Despite the perilous journey, some Rohingya continue to try to escape Bangladesh and Myanmar by boat, usually seeking work in Malaysia. One such boat from Bangladesh—reportedly leaking, engine-less, and carrying about 120 refugees—tried to land last week in Indonesia’s Aceh province after nearly a month at sea. The Indonesian government repeatedly turned them away. Authorities finally relented in the face of pressure from local fishers and wide-scale protests, allowing the boat to land.
 
Those Rohingya still in Myanmar remain in a precarious political position since the February coup.
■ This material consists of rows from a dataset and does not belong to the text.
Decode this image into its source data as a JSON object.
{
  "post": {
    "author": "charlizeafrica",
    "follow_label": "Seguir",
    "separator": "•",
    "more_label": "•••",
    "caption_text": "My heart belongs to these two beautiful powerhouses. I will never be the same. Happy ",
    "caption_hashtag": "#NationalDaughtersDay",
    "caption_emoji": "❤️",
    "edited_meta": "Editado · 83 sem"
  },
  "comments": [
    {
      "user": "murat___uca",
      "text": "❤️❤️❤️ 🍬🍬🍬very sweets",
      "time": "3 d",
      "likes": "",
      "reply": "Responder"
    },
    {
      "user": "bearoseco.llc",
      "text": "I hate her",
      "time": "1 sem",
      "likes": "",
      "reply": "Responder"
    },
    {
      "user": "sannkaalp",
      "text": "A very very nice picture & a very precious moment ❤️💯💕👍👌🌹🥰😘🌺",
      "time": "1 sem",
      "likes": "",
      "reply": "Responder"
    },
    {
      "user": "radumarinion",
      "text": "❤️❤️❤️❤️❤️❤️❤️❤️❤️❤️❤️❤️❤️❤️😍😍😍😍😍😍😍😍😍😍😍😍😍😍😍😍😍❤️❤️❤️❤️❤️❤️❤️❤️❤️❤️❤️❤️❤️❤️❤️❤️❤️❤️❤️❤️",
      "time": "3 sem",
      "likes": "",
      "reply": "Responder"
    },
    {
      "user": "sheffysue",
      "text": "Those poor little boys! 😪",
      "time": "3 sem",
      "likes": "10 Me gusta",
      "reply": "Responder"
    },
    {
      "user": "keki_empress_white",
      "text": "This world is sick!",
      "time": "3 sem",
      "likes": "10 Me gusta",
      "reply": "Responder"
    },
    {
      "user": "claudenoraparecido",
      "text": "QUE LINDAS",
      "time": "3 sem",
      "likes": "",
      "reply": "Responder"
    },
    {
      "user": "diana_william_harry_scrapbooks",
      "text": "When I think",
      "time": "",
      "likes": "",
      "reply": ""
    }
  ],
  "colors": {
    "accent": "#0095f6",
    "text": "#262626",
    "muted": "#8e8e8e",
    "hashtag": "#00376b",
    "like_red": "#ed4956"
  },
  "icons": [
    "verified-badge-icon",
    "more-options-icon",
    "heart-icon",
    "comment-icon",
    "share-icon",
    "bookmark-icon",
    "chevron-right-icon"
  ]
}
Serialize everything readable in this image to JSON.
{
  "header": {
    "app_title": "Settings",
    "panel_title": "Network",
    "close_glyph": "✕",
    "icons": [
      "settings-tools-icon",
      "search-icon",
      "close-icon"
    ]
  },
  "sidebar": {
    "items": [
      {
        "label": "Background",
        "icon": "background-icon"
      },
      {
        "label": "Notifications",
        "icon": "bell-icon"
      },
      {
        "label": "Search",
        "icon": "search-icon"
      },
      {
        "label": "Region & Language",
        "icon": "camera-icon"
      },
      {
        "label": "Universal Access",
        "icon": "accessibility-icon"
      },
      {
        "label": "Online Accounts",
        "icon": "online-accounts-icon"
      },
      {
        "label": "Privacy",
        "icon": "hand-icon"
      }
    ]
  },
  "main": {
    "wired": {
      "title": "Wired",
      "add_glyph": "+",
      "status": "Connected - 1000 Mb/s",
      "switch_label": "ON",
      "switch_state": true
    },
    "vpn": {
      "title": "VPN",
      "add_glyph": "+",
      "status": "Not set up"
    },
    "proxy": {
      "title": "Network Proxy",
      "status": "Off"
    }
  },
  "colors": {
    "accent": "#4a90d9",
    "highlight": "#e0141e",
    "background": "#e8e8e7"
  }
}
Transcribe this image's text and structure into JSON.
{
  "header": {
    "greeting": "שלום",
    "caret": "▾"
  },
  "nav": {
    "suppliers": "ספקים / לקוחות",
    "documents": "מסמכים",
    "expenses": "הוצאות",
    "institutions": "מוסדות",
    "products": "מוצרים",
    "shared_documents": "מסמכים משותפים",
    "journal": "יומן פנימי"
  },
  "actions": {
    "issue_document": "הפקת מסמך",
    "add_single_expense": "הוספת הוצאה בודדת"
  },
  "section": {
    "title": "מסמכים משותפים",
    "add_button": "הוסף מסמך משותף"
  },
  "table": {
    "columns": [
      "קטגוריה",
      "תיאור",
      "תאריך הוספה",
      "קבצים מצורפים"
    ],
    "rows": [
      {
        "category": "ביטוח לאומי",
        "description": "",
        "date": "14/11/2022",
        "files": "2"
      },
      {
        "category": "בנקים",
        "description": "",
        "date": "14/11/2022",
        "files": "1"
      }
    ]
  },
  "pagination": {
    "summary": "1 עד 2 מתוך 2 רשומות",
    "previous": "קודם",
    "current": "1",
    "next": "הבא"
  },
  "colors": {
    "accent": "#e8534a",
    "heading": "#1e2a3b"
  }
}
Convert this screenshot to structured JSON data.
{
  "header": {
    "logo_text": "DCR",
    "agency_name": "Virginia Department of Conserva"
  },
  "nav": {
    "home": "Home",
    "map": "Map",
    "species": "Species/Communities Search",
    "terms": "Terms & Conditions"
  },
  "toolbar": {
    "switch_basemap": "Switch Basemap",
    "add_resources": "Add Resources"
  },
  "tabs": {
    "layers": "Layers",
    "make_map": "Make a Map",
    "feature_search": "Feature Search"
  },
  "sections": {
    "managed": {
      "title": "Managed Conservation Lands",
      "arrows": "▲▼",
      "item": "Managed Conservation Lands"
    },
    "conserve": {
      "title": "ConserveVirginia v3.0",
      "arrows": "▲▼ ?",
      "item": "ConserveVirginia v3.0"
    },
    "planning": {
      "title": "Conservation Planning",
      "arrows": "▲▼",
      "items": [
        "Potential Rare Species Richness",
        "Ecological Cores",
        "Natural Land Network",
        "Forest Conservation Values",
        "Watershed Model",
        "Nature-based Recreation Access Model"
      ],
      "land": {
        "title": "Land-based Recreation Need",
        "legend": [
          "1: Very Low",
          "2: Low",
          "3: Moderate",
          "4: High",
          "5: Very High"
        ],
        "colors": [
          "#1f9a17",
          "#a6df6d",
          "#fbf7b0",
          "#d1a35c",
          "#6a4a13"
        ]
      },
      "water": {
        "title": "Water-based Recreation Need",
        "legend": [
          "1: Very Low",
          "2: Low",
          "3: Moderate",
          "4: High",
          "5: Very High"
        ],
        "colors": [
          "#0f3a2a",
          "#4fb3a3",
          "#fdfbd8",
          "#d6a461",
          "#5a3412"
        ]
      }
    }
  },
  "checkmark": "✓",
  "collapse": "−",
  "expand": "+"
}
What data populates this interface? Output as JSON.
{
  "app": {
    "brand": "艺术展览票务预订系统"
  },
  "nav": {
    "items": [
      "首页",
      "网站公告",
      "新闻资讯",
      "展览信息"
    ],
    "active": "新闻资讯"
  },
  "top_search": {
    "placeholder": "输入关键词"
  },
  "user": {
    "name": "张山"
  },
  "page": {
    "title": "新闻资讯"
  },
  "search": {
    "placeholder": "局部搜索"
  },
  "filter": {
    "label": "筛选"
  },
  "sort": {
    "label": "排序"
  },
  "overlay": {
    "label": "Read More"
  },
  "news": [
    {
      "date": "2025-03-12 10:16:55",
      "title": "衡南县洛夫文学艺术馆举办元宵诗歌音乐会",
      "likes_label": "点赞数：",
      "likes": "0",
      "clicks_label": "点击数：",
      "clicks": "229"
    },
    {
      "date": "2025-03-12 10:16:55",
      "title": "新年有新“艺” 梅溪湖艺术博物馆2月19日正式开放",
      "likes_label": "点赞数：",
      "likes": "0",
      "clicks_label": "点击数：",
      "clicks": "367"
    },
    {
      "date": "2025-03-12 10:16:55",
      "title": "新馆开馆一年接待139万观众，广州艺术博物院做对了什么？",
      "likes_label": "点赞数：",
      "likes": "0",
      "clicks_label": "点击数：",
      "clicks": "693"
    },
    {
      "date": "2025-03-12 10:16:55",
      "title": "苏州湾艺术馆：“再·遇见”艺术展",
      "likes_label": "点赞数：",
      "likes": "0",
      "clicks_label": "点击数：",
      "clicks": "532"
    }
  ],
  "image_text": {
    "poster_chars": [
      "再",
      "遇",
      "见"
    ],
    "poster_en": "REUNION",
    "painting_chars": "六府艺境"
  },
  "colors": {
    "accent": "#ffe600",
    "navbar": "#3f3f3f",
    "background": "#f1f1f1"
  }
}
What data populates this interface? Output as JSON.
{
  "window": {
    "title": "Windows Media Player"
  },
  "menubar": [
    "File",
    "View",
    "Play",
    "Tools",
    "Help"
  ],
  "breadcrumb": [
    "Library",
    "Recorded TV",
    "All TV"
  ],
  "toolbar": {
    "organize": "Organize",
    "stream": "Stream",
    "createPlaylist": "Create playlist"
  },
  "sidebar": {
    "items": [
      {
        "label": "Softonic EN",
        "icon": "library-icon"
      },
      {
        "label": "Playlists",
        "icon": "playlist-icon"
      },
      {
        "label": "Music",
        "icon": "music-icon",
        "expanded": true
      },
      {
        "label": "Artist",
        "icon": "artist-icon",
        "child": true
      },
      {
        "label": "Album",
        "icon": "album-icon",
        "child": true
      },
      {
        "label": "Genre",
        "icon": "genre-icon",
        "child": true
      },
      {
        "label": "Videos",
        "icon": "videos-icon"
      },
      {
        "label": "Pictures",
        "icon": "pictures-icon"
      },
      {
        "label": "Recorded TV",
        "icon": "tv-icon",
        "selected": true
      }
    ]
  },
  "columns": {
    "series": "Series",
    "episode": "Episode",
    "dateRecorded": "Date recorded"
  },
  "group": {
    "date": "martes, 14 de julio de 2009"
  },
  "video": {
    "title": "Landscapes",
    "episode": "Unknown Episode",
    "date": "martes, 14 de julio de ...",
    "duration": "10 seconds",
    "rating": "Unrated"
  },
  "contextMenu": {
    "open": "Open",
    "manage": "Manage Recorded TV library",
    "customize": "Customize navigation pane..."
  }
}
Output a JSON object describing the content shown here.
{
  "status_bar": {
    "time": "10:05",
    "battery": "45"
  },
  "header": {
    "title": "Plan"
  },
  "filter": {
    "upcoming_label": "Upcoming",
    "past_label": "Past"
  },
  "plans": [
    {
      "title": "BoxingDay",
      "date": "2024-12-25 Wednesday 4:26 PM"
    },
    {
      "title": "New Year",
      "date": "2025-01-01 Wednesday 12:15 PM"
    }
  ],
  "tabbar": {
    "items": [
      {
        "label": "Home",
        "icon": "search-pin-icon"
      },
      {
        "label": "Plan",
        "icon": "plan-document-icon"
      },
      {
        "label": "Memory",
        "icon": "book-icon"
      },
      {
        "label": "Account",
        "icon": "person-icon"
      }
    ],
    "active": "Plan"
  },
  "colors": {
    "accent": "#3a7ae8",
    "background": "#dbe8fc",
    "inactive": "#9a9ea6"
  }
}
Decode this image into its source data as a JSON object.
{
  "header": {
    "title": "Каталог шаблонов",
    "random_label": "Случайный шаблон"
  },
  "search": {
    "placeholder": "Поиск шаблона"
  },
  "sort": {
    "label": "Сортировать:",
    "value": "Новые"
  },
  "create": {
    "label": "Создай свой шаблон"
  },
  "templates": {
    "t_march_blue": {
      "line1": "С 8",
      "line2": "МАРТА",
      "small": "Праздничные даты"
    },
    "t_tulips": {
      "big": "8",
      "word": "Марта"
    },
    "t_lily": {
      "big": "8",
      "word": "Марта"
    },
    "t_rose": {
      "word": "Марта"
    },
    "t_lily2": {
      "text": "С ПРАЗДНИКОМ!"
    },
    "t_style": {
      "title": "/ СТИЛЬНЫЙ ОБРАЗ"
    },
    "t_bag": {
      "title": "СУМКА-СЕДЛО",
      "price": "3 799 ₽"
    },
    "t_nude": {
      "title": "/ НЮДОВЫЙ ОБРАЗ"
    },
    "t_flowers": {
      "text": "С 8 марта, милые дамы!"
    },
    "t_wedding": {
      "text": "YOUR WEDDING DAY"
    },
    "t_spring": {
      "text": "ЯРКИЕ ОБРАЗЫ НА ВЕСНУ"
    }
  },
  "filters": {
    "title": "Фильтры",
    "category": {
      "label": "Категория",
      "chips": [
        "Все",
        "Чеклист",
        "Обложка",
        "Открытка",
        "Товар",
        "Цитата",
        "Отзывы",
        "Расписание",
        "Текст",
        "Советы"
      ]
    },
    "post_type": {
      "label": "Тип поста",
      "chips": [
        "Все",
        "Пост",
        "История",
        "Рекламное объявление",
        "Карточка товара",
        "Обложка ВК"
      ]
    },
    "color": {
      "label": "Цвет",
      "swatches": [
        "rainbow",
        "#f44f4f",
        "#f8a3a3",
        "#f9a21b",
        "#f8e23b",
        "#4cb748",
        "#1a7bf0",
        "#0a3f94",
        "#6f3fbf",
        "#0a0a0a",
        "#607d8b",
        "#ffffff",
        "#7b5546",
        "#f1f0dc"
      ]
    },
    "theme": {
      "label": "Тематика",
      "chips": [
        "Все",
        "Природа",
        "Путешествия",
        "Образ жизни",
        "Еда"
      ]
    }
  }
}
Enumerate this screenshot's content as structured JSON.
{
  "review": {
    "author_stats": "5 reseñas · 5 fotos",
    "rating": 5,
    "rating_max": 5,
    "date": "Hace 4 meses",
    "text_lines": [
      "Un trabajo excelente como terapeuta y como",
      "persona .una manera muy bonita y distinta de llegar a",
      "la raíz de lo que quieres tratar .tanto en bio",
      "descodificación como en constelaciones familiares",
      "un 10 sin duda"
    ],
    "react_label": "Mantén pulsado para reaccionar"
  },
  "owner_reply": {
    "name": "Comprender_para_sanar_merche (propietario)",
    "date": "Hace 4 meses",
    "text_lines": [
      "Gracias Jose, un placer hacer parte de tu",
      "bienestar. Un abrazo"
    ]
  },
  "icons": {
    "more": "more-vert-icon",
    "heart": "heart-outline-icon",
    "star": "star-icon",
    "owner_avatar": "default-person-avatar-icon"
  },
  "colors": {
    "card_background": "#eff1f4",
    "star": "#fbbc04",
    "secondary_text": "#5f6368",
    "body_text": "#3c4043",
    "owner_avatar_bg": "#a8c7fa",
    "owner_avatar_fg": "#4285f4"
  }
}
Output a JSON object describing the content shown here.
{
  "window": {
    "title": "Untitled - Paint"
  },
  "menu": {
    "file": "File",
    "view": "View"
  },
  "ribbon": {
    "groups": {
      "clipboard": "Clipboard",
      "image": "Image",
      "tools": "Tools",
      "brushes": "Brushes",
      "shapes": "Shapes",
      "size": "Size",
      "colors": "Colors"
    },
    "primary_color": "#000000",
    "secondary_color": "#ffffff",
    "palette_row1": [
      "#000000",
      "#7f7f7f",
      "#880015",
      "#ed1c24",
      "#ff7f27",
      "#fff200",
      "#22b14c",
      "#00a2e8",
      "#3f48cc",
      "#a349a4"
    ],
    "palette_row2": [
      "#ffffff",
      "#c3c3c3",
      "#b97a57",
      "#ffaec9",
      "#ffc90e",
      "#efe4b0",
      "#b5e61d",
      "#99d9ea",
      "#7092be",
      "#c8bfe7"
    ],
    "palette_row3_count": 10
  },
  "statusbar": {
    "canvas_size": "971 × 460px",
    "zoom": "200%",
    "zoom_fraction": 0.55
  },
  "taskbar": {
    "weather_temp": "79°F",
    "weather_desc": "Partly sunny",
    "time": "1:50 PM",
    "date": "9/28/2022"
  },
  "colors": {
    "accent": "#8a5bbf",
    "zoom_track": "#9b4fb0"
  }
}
Senior General Min Aung Hlaing, who now leads the military junta, helped orchestrate the campaign of ethnic cleansing against them. The NUG, consisting mainly of former lawmakers from the National League for Democracy (NLD), has appealed to the Rohingya, promising them full citizenship. But this is a recent and still untested political conversion. When it was in power, the NLD headed by Aung San Suu Kyi first turned a blind to the ethnic cleansing campaign and then defended it at The Hague.
 
And then there is the separatist Arakan Army (AA), which has consolidated control over most of Rakhine State while the Myanmar military directs its attention elsewhere. The AA leadership, like that of the NUG, has assured international audiences that it will respect Rohingya rights and citizenship. But after years of communal violence and support for ethnic cleansing by some Arakanese politicians, Rohingya have reason to be nervous about their future in an autonomous Arakan/Rakhine.